Research by Milena Bogunovic, MD, PhD, associate professor of pathology, sheds light on how inflammation in the gastrointestinal (GI) tract, such as that associated with inflammatory bowel disease (IBD), can lead to long lasting consequences for patients who end up developing functional motility disorders like irritable bowel syndrome (IBS).
Published in the Journal of Experimental Medicine , the study revealed that intestinal inflammation changes how nerves are arranged in the intestine, which in turn affects how intestinal muscles contract. According to the research, this happens because intestinal (enteric) neurons get activated by inflammation and signal to immune cells known as monocytes. Monocytes then spill over into the enteric nervous system (ENS) where they develop into more specialized cells known as macrophages that typically help with repair but cause extensive remodeling and dysfunction when there are too many of them.
"We show that it's this abnormal reorganization that leads to the dysregulation and uncoordinated contractions of the intestinal muscles." said Dr. Bogunovic. "This abnormal structure resulted in the ENS not being able to properly control the surrounding muscles and contributed to symptoms like those experienced in some patients with IBD in remission."
Further research found that intensifying inflammation exposes neurons to low oxygen levels (hypoxia). In response, neurons turn on a stress response pathway that helps them survive, by suppressing the attraction of monocytes and preserving their normal organization. If this protective response is triggered early in the disease state, it could offer a promising way to curtail the development of persistent GI symptoms associated with IBD.
The ENS is a vast, semi-autonomous network of more than 100 million neurons embedded in the gut wall, stretching from the esophagus to the rectum. Often called the "second brain," it operates independently of the central nervous system to control certain autonomic functions such as digestion, nutrient absorption, peristalsis and immune response.

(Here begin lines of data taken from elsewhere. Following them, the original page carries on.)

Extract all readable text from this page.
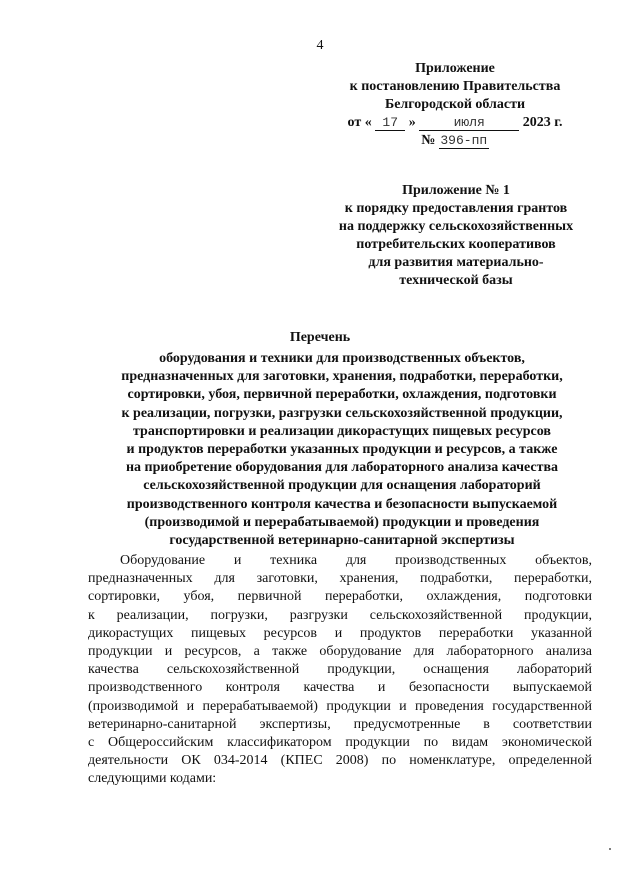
4
Приложение
к постановлению Правительства
Белгородской области
от « 17 »	июля	2023 г.
№ 396-пп
Приложение № 1
к порядку предоставления грантов
на поддержку сельскохозяйственных
потребительских кооперативов
для развития материально-
технической базы
Перечень
оборудования и техники для производственных объектов,
предназначенных для заготовки, хранения, подработки, переработки,
сортировки, убоя, первичной переработки, охлаждения, подготовки
к реализации, погрузки, разгрузки сельскохозяйственной продукции,
транспортировки и реализации дикорастущих пищевых ресурсов
и продуктов переработки указанных продукции и ресурсов, а также
на приобретение оборудования для лабораторного анализа качества
сельскохозяйственной продукции для оснащения лабораторий
производственного контроля качества и безопасности выпускаемой
(производимой и перерабатываемой) продукции и проведения
государственной ветеринарно-санитарной экспертизы
Оборудование и техника для производственных объектов,
предназначенных для заготовки, хранения, подработки, переработки,
сортировки, убоя, первичной переработки, охлаждения, подготовки
к реализации, погрузки, разгрузки сельскохозяйственной продукции,
дикорастущих пищевых ресурсов и продуктов переработки указанной
продукции и ресурсов, а также оборудование для лабораторного анализа
качества сельскохозяйственной продукции, оснащения лабораторий
производственного контроля качества и безопасности выпускаемой
(производимой и перерабатываемой) продукции и проведения государственной
ветеринарно-санитарной экспертизы, предусмотренные в соответствии
с Общероссийским классификатором продукции по видам экономической
деятельности ОК 034-2014 (КПЕС 2008) по номенклатуре, определенной
следующими кодами:
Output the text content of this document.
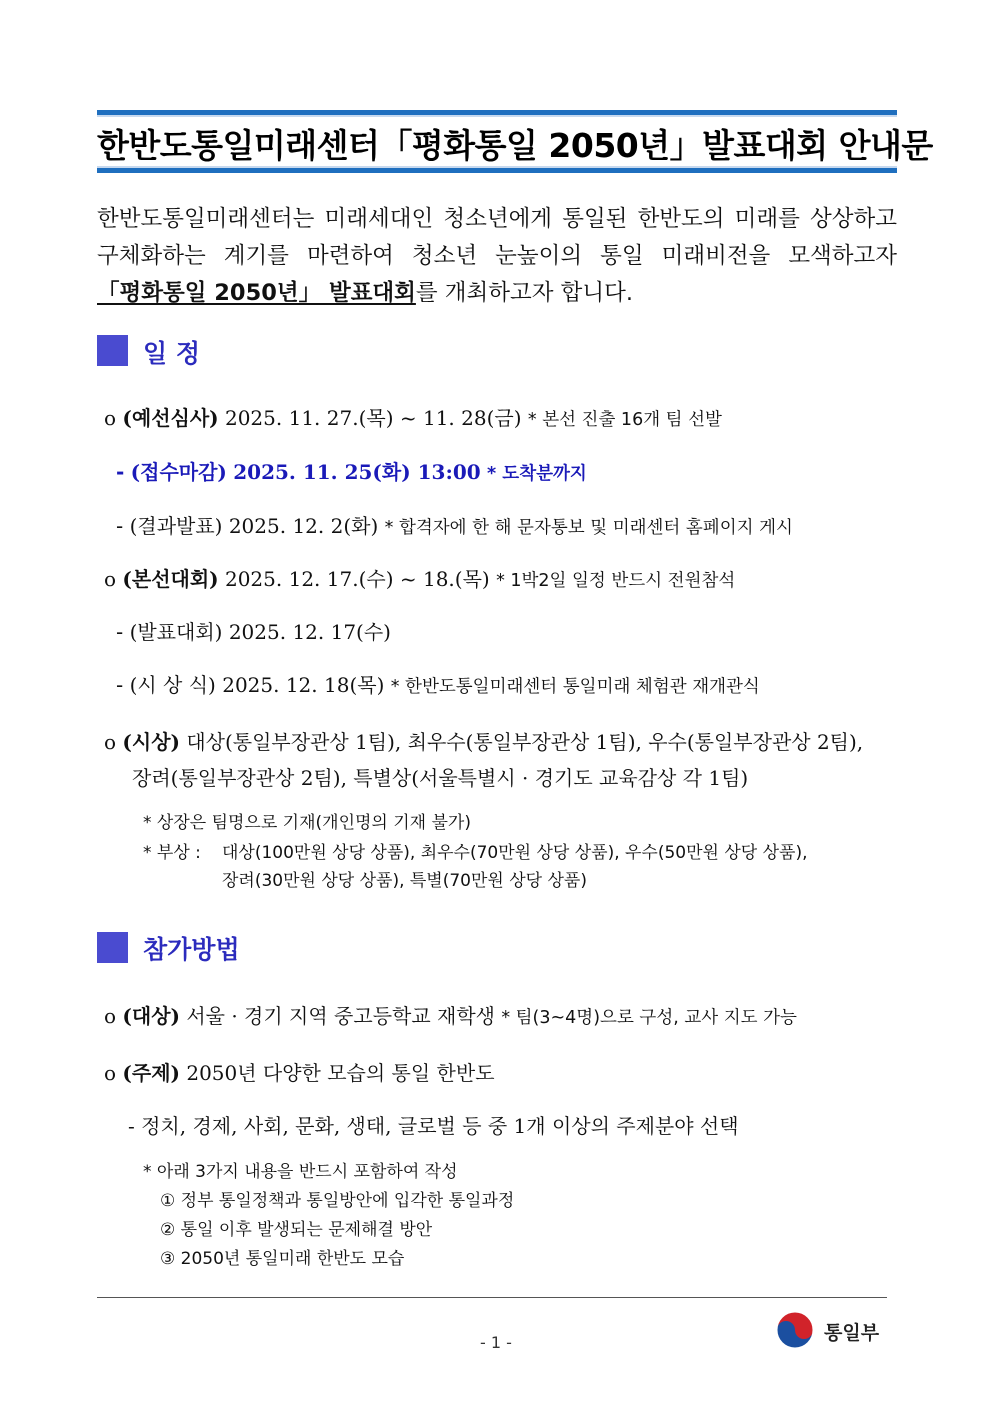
한반도통일미래센터「평화통일 2050년」발표대회 안내문
한반도통일미래센터는 미래세대인 청소년에게 통일된 한반도의 미래를 상상하고
구체화하는 계기를 마련하여 청소년 눈높이의 통일 미래비전을 모색하고자
「평화통일 2050년」 발표대회를 개최하고자 합니다.
일 정
o (예선심사) 2025. 11. 27.(목) ~ 11. 28(금) * 본선 진출 16개 팀 선발
- (접수마감) 2025. 11. 25(화) 13:00 * 도착분까지
- (결과발표) 2025. 12. 2(화) * 합격자에 한 해 문자통보 및 미래센터 홈페이지 게시
o (본선대회) 2025. 12. 17.(수) ~ 18.(목) * 1박2일 일정 반드시 전원참석
- (발표대회) 2025. 12. 17(수)
- (시 상 식) 2025. 12. 18(목) * 한반도통일미래센터 통일미래 체험관 재개관식
o (시상) 대상(통일부장관상 1팀), 최우수(통일부장관상 1팀), 우수(통일부장관상 2팀),
장려(통일부장관상 2팀), 특별상(서울특별시 · 경기도 교육감상 각 1팀)
* 상장은 팀명으로 기재(개인명의 기재 불가)
* 부상 : 대상(100만원 상당 상품), 최우수(70만원 상당 상품), 우수(50만원 상당 상품),
장려(30만원 상당 상품), 특별(70만원 상당 상품)
참가방법
o (대상) 서울 · 경기 지역 중고등학교 재학생 * 팀(3~4명)으로 구성, 교사 지도 가능
o (주제) 2050년 다양한 모습의 통일 한반도
- 정치, 경제, 사회, 문화, 생태, 글로벌 등 중 1개 이상의 주제분야 선택
* 아래 3가지 내용을 반드시 포함하여 작성
① 정부 통일정책과 통일방안에 입각한 통일과정
② 통일 이후 발생되는 문제해결 방안
③ 2050년 통일미래 한반도 모습
- 1 -	통일부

While great strides have been made in treating active IBD, many patients continue to experience symptoms even after inflammation has resolved itself. Why symptoms persist after remission and how to treat them remain poorly understood, however.
The prevailing belief has been that there is a fixed number of neurons when we are born and we lose them over time as we age, explained Bogunovic. Scientists, however, are beginning to find that enteric neurons behave differently than neurons in the brain.
Using a newly developed mouse model established to mimic the transient nature of colitis experienced in patients with IBD, Bogunovic and co-author Sravya Kurapati, a visiting PhD student from Penn State University College of Medicine, were able to isolate the changes to the ENS that persist after inflammation stops.
"When we looked at the ENS, after it had been exposed to the inflammatory process, what we found was really startling," said Kurapati. "The microscopy images showed a dramatic loss of neurons in some areas, but we also found areas where neurons were densely packed in tight clusters, with their fibers going off in different directions instead of being aligned in nice, neat rows that are typical of normal ENS."
Using molecular tools that can distinguish between existing neurons and new neurons, Kurapati was able to see that a new generation of neurons were responsible for the disorganization.
Additionally, Bogunovic and Kurapati found a mechanism that helps preserve the ENS during inflammation. They showed that activating a signaling pathway that enables neurons to withstand hypoxia protects them from inflammation.
"By activating the hypoxia stress response pathway," said Bogunovic, "the neurons were able to adapt to the hypoxic environment created by the inflammation, resist inflammation and retain their typical structure after the inflammation resolved. It's possible to activate this pathway through drugs, diet supplementation or microbiome manipulation in a way that could protect neurons from inflammation."